PDVSA, as the company is known, will invest $1.5 billion of the loan in a joint venture it has with Eni in the Junin 5 oilfield of the Orinoco Belt in central Venezuela, Ramirez said at a press conference in Caracas today. The remaining $500,000 will be spent on building an electricity plant in Guiria, eastern Venezuela.

Ramirez, who serves as both Venezuelan oil minister and president of PDVSA, said he expected Junin 5 to begin producing 50,000 barrels of oil a day next year. Eni will invest $1 billion a year over the next seven years to produce 75,000 barrels a day by 2013, Chief Executive Officer Paolo Scaroni said at the press conference. The project is expected to produce 240,000 barrels a day by 2018, Scaroni said.

“We are concentrating all our efforts on the Orinoco,” Ramirez told reporters. “Our personnel are already on site.”

Ramirez and Scaroni didn’t give details about when the loan must be repaid. Eni, based in Rome, will work with PDVSA to build a refinery in the Jose complex in northeastern Venezuela to refine the oil extracted from the Orinoco Belt, Ramirez said.

PDVSA, based in Caracas, has a 60 percent stake in the Junin 5 project. Eni owns the rest.

Developing Perla Gas

Ramirez also said Eni will sign an agreement soon with PDVSA to develop an offshore natural-gas field in the Cardon IV block. Eni and PDVSA will provide a platform that should begin producing gas by 2012, Ramirez said.

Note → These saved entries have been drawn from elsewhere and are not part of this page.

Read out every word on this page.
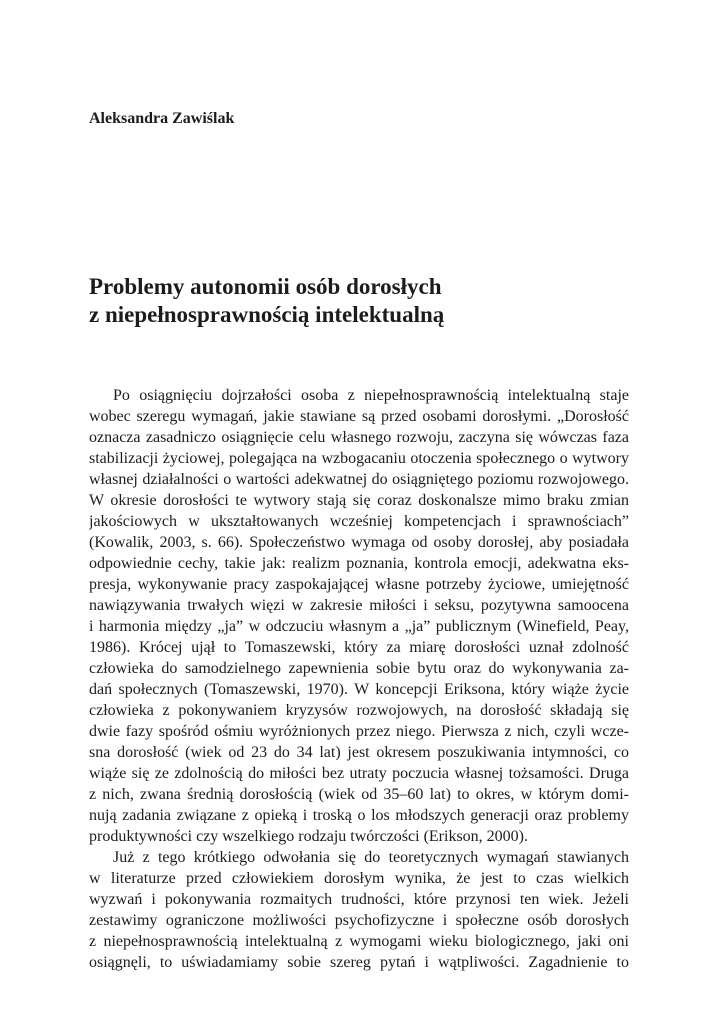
Aleksandra Zawiślak

Problemy autonomii osób dorosłych
z niepełnosprawnością intelektualną
Po osiągnięciu dojrzałości osoba z niepełnosprawnością intelektualną staje
wobec szeregu wymagań, jakie stawiane są przed osobami dorosłymi. „Dorosłość
oznacza zasadniczo osiągnięcie celu własnego rozwoju, zaczyna się wówczas faza
stabilizacji życiowej, polegająca na wzbogacaniu otoczenia społecznego o wytwory
własnej działalności o wartości adekwatnej do osiągniętego poziomu rozwojowego.
W okresie dorosłości te wytwory stają się coraz doskonalsze mimo braku zmian
jakościowych w ukształtowanych wcześniej kompetencjach i sprawnościach”
(Kowalik, 2003, s. 66). Społeczeństwo wymaga od osoby dorosłej, aby posiadała
odpowiednie cechy, takie jak: realizm poznania, kontrola emocji, adekwatna eks-
presja, wykonywanie pracy zaspokajającej własne potrzeby życiowe, umiejętność
nawiązywania trwałych więzi w zakresie miłości i seksu, pozytywna samoocena
i harmonia między „ja” w odczuciu własnym a „ja” publicznym (Winefield, Peay,
1986). Krócej ujął to Tomaszewski, który za miarę dorosłości uznał zdolność
człowieka do samodzielnego zapewnienia sobie bytu oraz do wykonywania za-
dań społecznych (Tomaszewski, 1970). W koncepcji Eriksona, który wiąże życie
człowieka z pokonywaniem kryzysów rozwojowych, na dorosłość składają się
dwie fazy spośród ośmiu wyróżnionych przez niego. Pierwsza z nich, czyli wcze-
sna dorosłość (wiek od 23 do 34 lat) jest okresem poszukiwania intymności, co
wiąże się ze zdolnością do miłości bez utraty poczucia własnej tożsamości. Druga
z nich, zwana średnią dorosłością (wiek od 35–60 lat) to okres, w którym domi-
nują zadania związane z opieką i troską o los młodszych generacji oraz problemy
produktywności czy wszelkiego rodzaju twórczości (Erikson, 2000).
Już z tego krótkiego odwołania się do teoretycznych wymagań stawianych
w literaturze przed człowiekiem dorosłym wynika, że jest to czas wielkich
wyzwań i pokonywania rozmaitych trudności, które przynosi ten wiek. Jeżeli
zestawimy ograniczone możliwości psychofizyczne i społeczne osób dorosłych
z niepełnosprawnością intelektualną z wymogami wieku biologicznego, jaki oni
osiągnęli, to uświadamiamy sobie szereg pytań i wątpliwości. Zagadnienie to
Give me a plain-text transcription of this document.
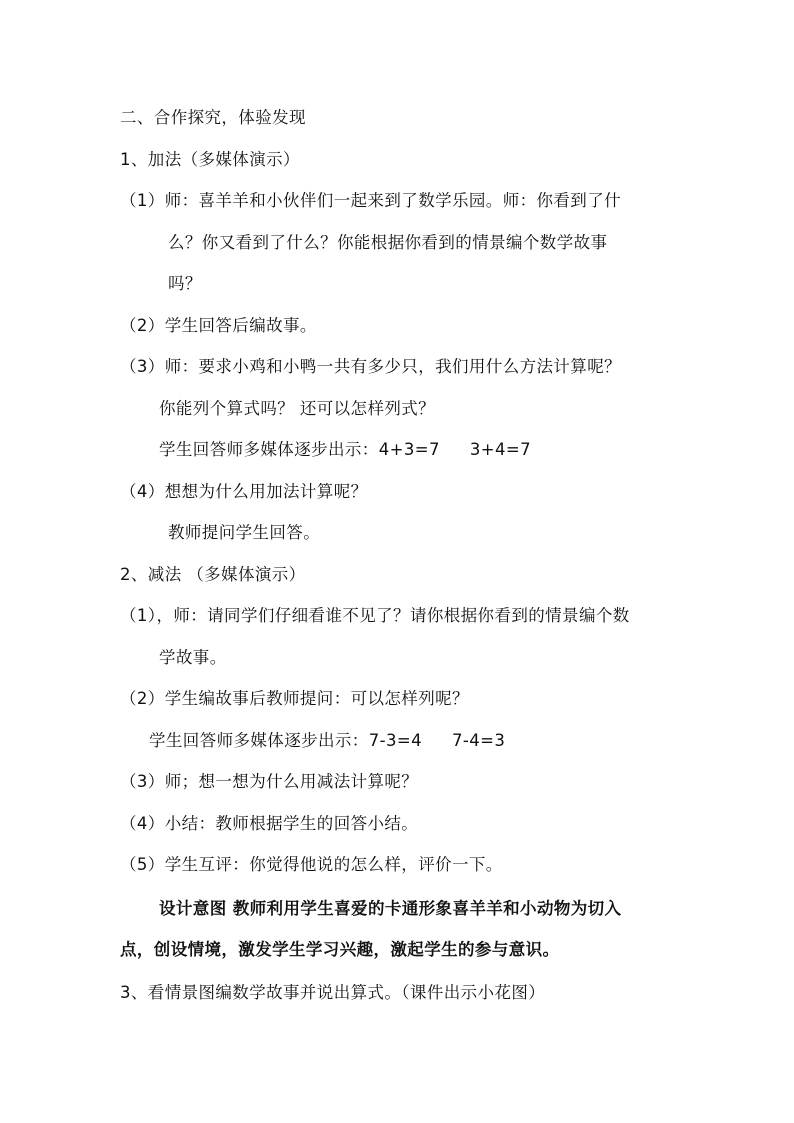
二、合作探究，体验发现
1、加法（多媒体演示）
（1）师：喜羊羊和小伙伴们一起来到了数学乐园。师：你看到了什
么？你又看到了什么？你能根据你看到的情景编个数学故事
吗？
（2）学生回答后编故事。
（3）师：要求小鸡和小鸭一共有多少只，我们用什么方法计算呢？
你能列个算式吗？ 还可以怎样列式？
学生回答师多媒体逐步出示：4+3=7 3+4=7
（4）想想为什么用加法计算呢？
教师提问学生回答。
2、减法 （多媒体演示）
（1），师：请同学们仔细看谁不见了？请你根据你看到的情景编个数
学故事。
（2）学生编故事后教师提问：可以怎样列呢？
学生回答师多媒体逐步出示：7-3=4 7-4=3
（3）师；想一想为什么用减法计算呢？
（4）小结：教师根据学生的回答小结。
（5）学生互评：你觉得他说的怎么样，评价一下。
设计意图 教师利用学生喜爱的卡通形象喜羊羊和小动物为切入
点，创设情境，激发学生学习兴趣，激起学生的参与意识。
3、看情景图编数学故事并说出算式。（课件出示小花图）
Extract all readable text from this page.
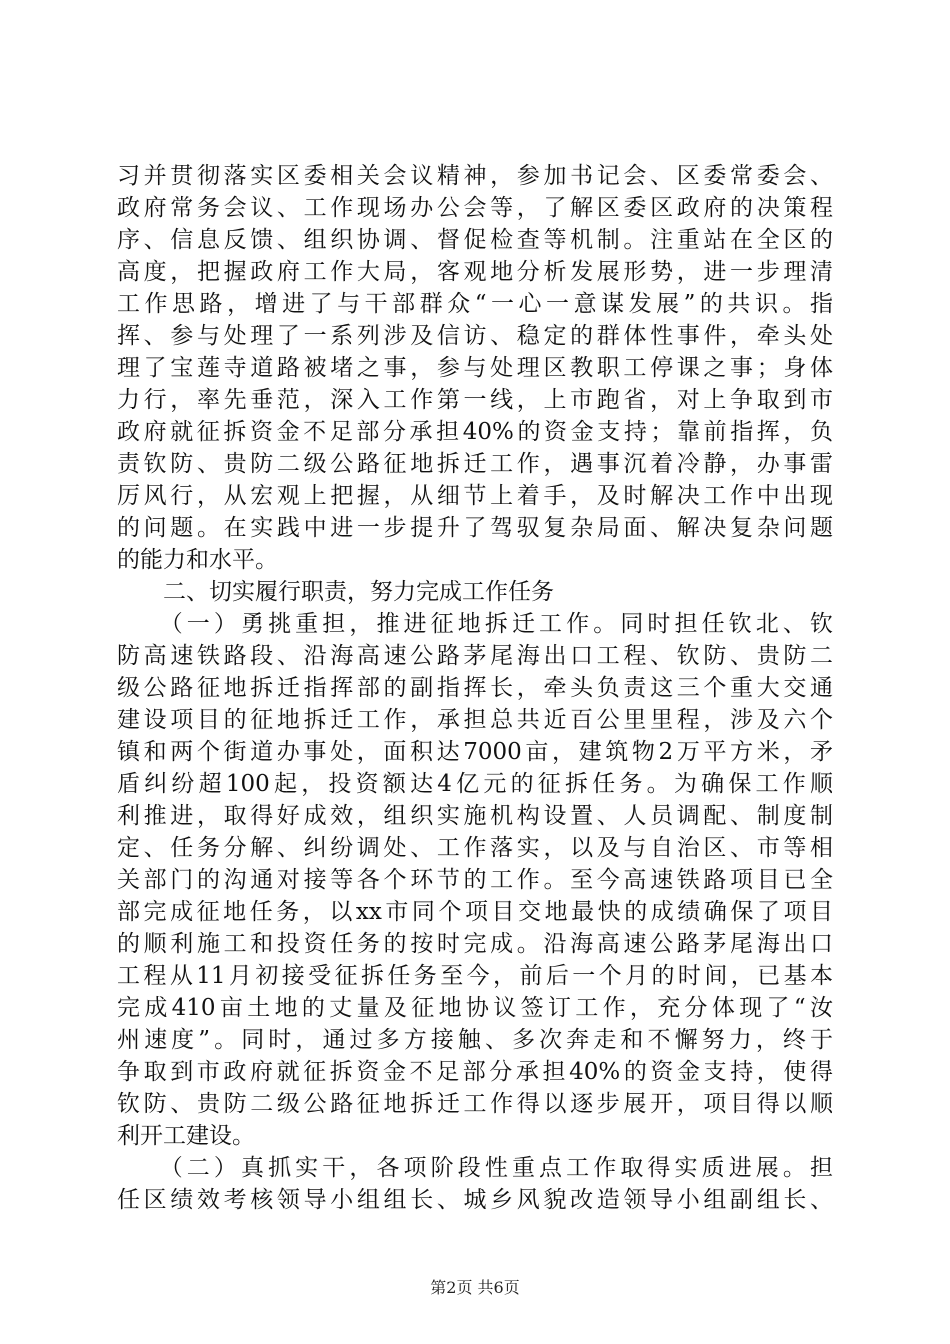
习并贯彻落实区委相关会议精神，参加书记会、区委常委会、
政府常务会议、工作现场办公会等，了解区委区政府的决策程
序、信息反馈、组织协调、督促检查等机制。注重站在全区的
高度，把握政府工作大局，客观地分析发展形势，进一步理清
工作思路，增进了与干部群众“一心一意谋发展”的共识。指
挥、参与处理了一系列涉及信访、稳定的群体性事件，牵头处
理了宝莲寺道路被堵之事，参与处理区教职工停课之事；身体
力行，率先垂范，深入工作第一线，上市跑省，对上争取到市
政府就征拆资金不足部分承担40%的资金支持；靠前指挥，负
责钦防、贵防二级公路征地拆迁工作，遇事沉着冷静，办事雷
厉风行，从宏观上把握，从细节上着手，及时解决工作中出现
的问题。在实践中进一步提升了驾驭复杂局面、解决复杂问题
的能力和水平。
　　二、切实履行职责，努力完成工作任务
　　（一）勇挑重担，推进征地拆迁工作。同时担任钦北、钦
防高速铁路段、沿海高速公路茅尾海出口工程、钦防、贵防二
级公路征地拆迁指挥部的副指挥长，牵头负责这三个重大交通
建设项目的征地拆迁工作，承担总共近百公里里程，涉及六个
镇和两个街道办事处，面积达7000亩，建筑物2万平方米，矛
盾纠纷超100起，投资额达4亿元的征拆任务。为确保工作顺
利推进，取得好成效，组织实施机构设置、人员调配、制度制
定、任务分解、纠纷调处、工作落实，以及与自治区、市等相
关部门的沟通对接等各个环节的工作。至今高速铁路项目已全
部完成征地任务，以xx市同个项目交地最快的成绩确保了项目
的顺利施工和投资任务的按时完成。沿海高速公路茅尾海出口
工程从11月初接受征拆任务至今，前后一个月的时间，已基本
完成410亩土地的丈量及征地协议签订工作，充分体现了“汝
州速度”。同时，通过多方接触、多次奔走和不懈努力，终于
争取到市政府就征拆资金不足部分承担40%的资金支持，使得
钦防、贵防二级公路征地拆迁工作得以逐步展开，项目得以顺
利开工建设。
　　（二）真抓实干，各项阶段性重点工作取得实质进展。担
任区绩效考核领导小组组长、城乡风貌改造领导小组副组长、
第2页 共6页
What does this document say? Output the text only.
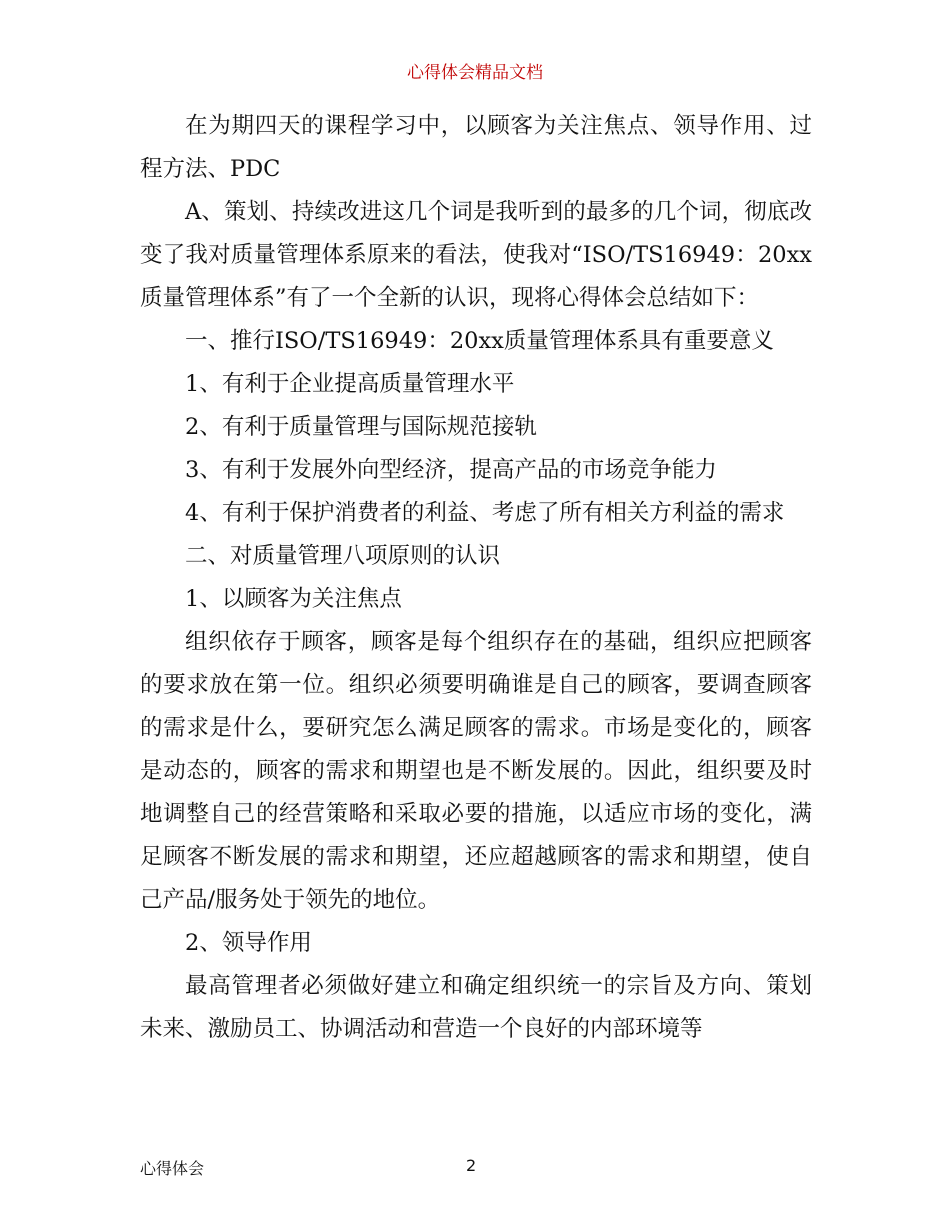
心得体会精品文档

在为期四天的课程学习中，以顾客为关注焦点、领导作用、过程方法、PDC

A、策划、持续改进这几个词是我听到的最多的几个词，彻底改变了我对质量管理体系原来的看法，使我对“ISO/TS16949：20xx质量管理体系”有了一个全新的认识，现将心得体会总结如下：

一、推行ISO/TS16949：20xx质量管理体系具有重要意义

1、有利于企业提高质量管理水平

2、有利于质量管理与国际规范接轨

3、有利于发展外向型经济，提高产品的市场竞争能力

4、有利于保护消费者的利益、考虑了所有相关方利益的需求

二、对质量管理八项原则的认识

1、以顾客为关注焦点

组织依存于顾客，顾客是每个组织存在的基础，组织应把顾客的要求放在第一位。组织必须要明确谁是自己的顾客，要调查顾客的需求是什么，要研究怎么满足顾客的需求。市场是变化的，顾客是动态的，顾客的需求和期望也是不断发展的。因此，组织要及时地调整自己的经营策略和采取必要的措施，以适应市场的变化，满足顾客不断发展的需求和期望，还应超越顾客的需求和期望，使自己产品/服务处于领先的地位。

2、领导作用

最高管理者必须做好建立和确定组织统一的宗旨及方向、策划未来、激励员工、协调活动和营造一个良好的内部环境等

心得体会	2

Eni said in April that it will start gas production with partner Repsol YPF SA at the Perla field, Venezuela’s largest gas discovery, in the Cardon IV block by 2013.

Perla, located in shallow waters of the Gulf of Venezuela, holds an estimated 16 trillion cubic feet of gas reserves, Eni said on Feb. 24.

Eni and Repsol each own 50 percent of the block where the field is located. PDVSA has the option to take as much as 35 percent when commercial operations begin.